TinyLlama-1431k-python-coder / README.md

Upload README file

14ef894 verified 12 months ago

3.89 kB

	---
	tags:
	- axolot
	- code
	- coding
	- Tinyllama
	- axolot
	model-index:
	- name: TinyLlama-1431k-python-coder
	results: []
	license: apache-2.0
	language:
	- code
	datasets:
	- iamtarun/python_code_instructions_18k_alpaca
	pipeline_tag: text-generation
	---


	# TinyLlaMa 1.1B 1431k 4-bit Python Coder 👩‍💻

	TinyLlaMa 1.1B fine-tuned on the python_code_instructions_18k_alpaca Code instructions dataset by using the Axolot library in 4-bit with [PEFT](https://github.com/huggingface/peft) library.

	## Pretrained description

	[TinyLlama-1.1B](https://huggingface.co/TinyLlama/TinyLlama-1.1B-intermediate-step-1431k-3T)

	The [TinyLlama project](https://github.com/jzhang38/TinyLlama) aims to pretrain a 1.1B Llama model on 3 trillion tokens.
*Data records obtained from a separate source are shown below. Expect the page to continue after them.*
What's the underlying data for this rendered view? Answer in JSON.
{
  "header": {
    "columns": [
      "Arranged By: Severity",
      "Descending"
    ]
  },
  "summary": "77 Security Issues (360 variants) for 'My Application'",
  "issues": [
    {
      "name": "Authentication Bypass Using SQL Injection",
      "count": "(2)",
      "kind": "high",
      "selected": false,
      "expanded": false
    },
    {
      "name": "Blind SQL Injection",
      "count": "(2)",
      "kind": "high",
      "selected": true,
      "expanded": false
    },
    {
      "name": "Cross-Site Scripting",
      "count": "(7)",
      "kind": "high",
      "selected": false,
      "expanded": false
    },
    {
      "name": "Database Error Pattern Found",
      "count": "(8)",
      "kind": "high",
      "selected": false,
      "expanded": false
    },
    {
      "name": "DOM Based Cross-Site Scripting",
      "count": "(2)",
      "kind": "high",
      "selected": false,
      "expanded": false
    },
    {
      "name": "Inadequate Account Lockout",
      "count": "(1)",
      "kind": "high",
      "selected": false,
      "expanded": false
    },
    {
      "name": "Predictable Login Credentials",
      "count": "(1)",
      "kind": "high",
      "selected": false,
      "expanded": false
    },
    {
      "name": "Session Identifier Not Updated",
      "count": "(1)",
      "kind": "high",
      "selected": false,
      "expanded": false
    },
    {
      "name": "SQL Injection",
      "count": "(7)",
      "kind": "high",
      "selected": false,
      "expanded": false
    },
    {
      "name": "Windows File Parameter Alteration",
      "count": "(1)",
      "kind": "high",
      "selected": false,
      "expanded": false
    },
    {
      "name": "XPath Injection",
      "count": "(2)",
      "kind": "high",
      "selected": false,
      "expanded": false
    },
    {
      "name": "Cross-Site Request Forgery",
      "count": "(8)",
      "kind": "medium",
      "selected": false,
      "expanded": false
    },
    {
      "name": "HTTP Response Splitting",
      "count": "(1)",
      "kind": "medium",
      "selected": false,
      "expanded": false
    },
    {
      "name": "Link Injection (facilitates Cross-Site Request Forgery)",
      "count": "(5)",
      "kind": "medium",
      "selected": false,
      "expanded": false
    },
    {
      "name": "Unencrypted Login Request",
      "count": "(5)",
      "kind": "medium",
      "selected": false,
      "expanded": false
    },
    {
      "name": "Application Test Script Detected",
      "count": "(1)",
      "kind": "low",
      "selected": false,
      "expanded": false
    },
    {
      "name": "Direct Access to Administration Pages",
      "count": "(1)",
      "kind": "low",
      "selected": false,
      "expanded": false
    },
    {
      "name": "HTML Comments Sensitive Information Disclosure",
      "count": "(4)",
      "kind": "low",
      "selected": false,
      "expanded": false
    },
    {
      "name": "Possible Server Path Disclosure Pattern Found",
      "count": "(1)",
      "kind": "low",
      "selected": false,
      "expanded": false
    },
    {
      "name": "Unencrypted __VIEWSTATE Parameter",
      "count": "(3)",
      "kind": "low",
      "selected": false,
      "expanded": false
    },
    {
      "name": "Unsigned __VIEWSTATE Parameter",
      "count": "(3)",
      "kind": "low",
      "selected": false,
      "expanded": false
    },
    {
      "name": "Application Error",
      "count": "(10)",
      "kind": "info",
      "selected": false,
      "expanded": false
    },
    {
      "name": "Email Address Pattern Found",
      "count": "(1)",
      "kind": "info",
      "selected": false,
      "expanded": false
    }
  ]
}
With some proper optimization, they can achieve this within a span of "just" 90 days using 16 A100-40G GPUs 🚀🚀.

	They adopted exactly the same architecture and tokenizer as Llama 2. This means TinyLlama can be plugged and played in many open-source projects built upon Llama. Besides, TinyLlama is compact with only 1.1B parameters. This compactness allows it to cater to a multitude of applications demanding a restricted computation and memory footprint.

	## Training data

	[python_code_instructions_18k_alpaca](https://huggingface.co/datasets/iamtarun/python_code_instructions_18k_alpaca)

	The dataset contains problem descriptions and code in python language. This dataset is taken from sahil2801/code_instructions_120k, which adds a prompt column in alpaca style.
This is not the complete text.